Close-up: Mentoring



Almost a whole year now. As my daughter approaches her tenth birthday I realize that we have enjoyed weekly tea times for a whole year already. As with many routines in some ways it seems much longer and in others it seems we have only just begun.


(If you want a little background, you can read about our first tea time, time spent "just" talking, and a few thoughts on how mentoring changes the mentor as well).


We both thoroughly enjoy Beautiful Girlhood as the springboard for our conversations.


Some of what I have learned about intentionally mentoring our children in the past year:

- Intentionality differs from obligation.

- The mentor learns about as much (some days more) than the mentoree

- Investing time in lives accomplishes more than you can ever imagine (grows relationships, develops love, challenges intellect, builds a vision for the future, gives a new glimpse into the eternal, satisfies and leaves you hungering for more)

- It needs a set time, but it also changes your perspective 24-7

- Kids need at least a little time with just you.

- This time will be gone before we know it

- It establishes habits when the ground is fertile


I still walk through the thick of it, so don't know for sure the outcome. I know that we are right now building invaluable foundations for the teenage and early adult years. I wish I had had this with my mom, maybe we wouldn't have lost so many years together.


Our conversations run the gamut, and our prayer time together is precious. Her insights are thought provoking and inspiring. I am often in awe of God already at work in her young life.


Mentoring also gives a platform for the challenges that come up throughout the week. Because we have these deep, spiritual discussions, we are on the same page. When her attitude slips, I can pull her back more easily. I know her heart, and she knows that I correct her because I care so deeply about who she is and who she is to become.


Taking specific, purposeful time with my daughter has been more amazing than I could have anticipated. I look forward to where this journey will continue to take us in the years ahead.

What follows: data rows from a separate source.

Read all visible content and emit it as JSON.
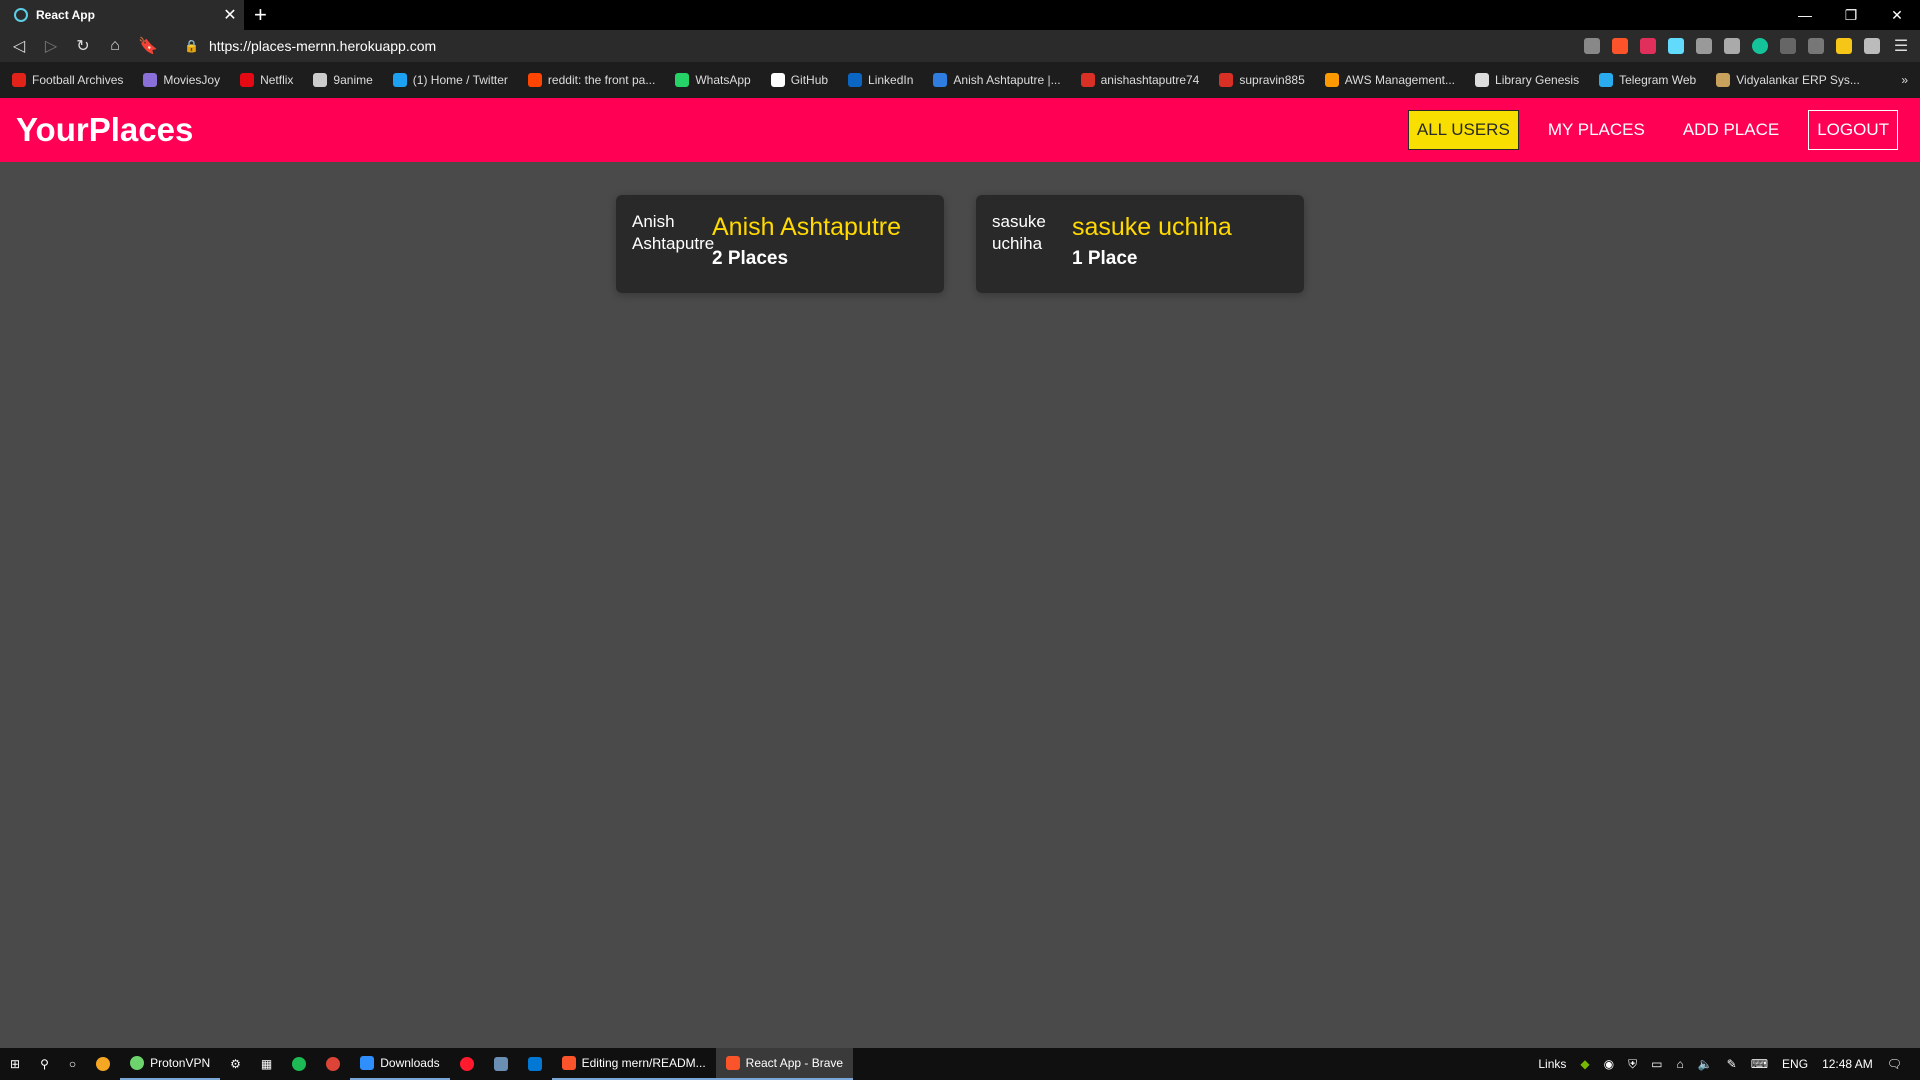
{
  "browser": {
    "tab_title": "React App",
    "tab_close": "✕",
    "new_tab": "+",
    "url": "https://places-mernn.herokuapp.com",
    "win_min": "—",
    "win_restore": "❐",
    "win_close": "✕",
    "bookmarks": [
      {
        "label": "Football Archives",
        "color": "#e2231a"
      },
      {
        "label": "MoviesJoy",
        "color": "#8a6fd8"
      },
      {
        "label": "Netflix",
        "color": "#e50914"
      },
      {
        "label": "9anime",
        "color": "#cccccc"
      },
      {
        "label": "(1) Home / Twitter",
        "color": "#1da1f2"
      },
      {
        "label": "reddit: the front pa...",
        "color": "#ff4500"
      },
      {
        "label": "WhatsApp",
        "color": "#25d366"
      },
      {
        "label": "GitHub",
        "color": "#ffffff"
      },
      {
        "label": "LinkedIn",
        "color": "#0a66c2"
      },
      {
        "label": "Anish Ashtaputre |...",
        "color": "#2f7de1"
      },
      {
        "label": "anishashtaputre74",
        "color": "#d93025"
      },
      {
        "label": "supravin885",
        "color": "#d93025"
      },
      {
        "label": "AWS Management...",
        "color": "#ff9900"
      },
      {
        "label": "Library Genesis",
        "color": "#dddddd"
      },
      {
        "label": "Telegram Web",
        "color": "#2aabee"
      },
      {
        "label": "Vidyalankar ERP Sys...",
        "color": "#c8a25c"
      }
    ],
    "more": "»"
  },
  "app": {
    "logo": "YourPlaces",
    "nav": {
      "all_users": "ALL USERS",
      "my_places": "MY PLACES",
      "add_place": "ADD PLACE",
      "logout": "LOGOUT"
    },
    "users": [
      {
        "avatar_alt": "Anish Ashtaputre",
        "name": "Anish Ashtaputre",
        "places": "2 Places"
      },
      {
        "avatar_alt": "sasuke uchiha",
        "name": "sasuke uchiha",
        "places": "1 Place"
      }
    ],
    "accent": "#ff0055",
    "highlight": "#ffd900"
  },
  "taskbar": {
    "apps": [
      {
        "label": "ProtonVPN",
        "color": "#6dd36d"
      },
      {
        "label": "Downloads",
        "color": "#2f8fff"
      },
      {
        "label": "Editing mern/READM...",
        "color": "#fb542b"
      },
      {
        "label": "React App - Brave",
        "color": "#fb542b"
      }
    ],
    "links": "Links",
    "lang": "ENG",
    "time": "12:48 AM"
  }
}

So what's holding you back? Pick a time, get together and make a difference on a whole new level. Do you already have a mentoring plan (structured or more free-spirited)? Please share! We can all learn from each other.

Comments

Amanda said…
I LOVED this post! I can't wait to do tea time w/my daughter. Just a Motivating Monday is up ~ I hope you participate. If I were you I'd link up this link because it was very inspiring :)
I love this idea. Here is a question, do you think that this must be one on one time? I try to have a weekly tea, but that is with all 5 of our girls. I'm just wondering about trying to schedule that weekly with all 9 children.

I do think that I should be more intentional about mentoring the children. Thanks for this thought provoking post.
6intow said…
Kimberly, Great question! I grew up in a family of seven and almost never had one-on-one time with either of my parents. I can't say I felt neglected, but I also cannot say that I was close to either of my parents. So, I guess that's part of the reason that I feel this is important.

I only have five children so far, and only three girls, so I don't have nearly the logistics to manage that you do. I don't start the one-on-one time until they are nine years old, so right now I only have one. Eventually I figure I will have one three mornings of the week, but that's not for a while.

If you already do a weekly tea time with all of them, you might still be able to work in some one-on-one time once a month or so, especially with the older ones. Even grouping them by twos could probably have the same benefits, but I know each of my girls are so unique in their interests, personalities, and developmental levels that I will probably try to have separate times as much as possible even as they age.

A couple last thoughts, I have worked to spend time alone in other ways as well . . . taking one grocery shopping or to run errands, letting one stay up a little late (even if it is to help with chores), inviting one along on my morning walk/run with the dog, etc. And, at bedtime, I always spend at least a couple minutes in each one's bed.

I know no two homes will accomplish mentoring in the same way, and I had a heart for this for a couple years before we figured out how it would look in our home.

Enjoy!
Erin
Dustine said…
Thank you so much. This was encouraging and a needed reminder to me. My oldest girl is 12. We find time here and there to talk but, I need to set aside some time for just us. Tea time is a great idea especiallyon the weekend when dad is home.
Blessings
6intow said…
Dusti, you are very welcome. Enjoy, enjoy! Some weekends we just spend 20 minutes while breakfast is in the oven. Sometimes we get our breakfast and sneak off for another 20 minutes together. I cannot tell you how precious this has been and how much more precious my daughter is to me as a result of it.

Praying for all you ladies as you seek to walk with your daughters into womanhood.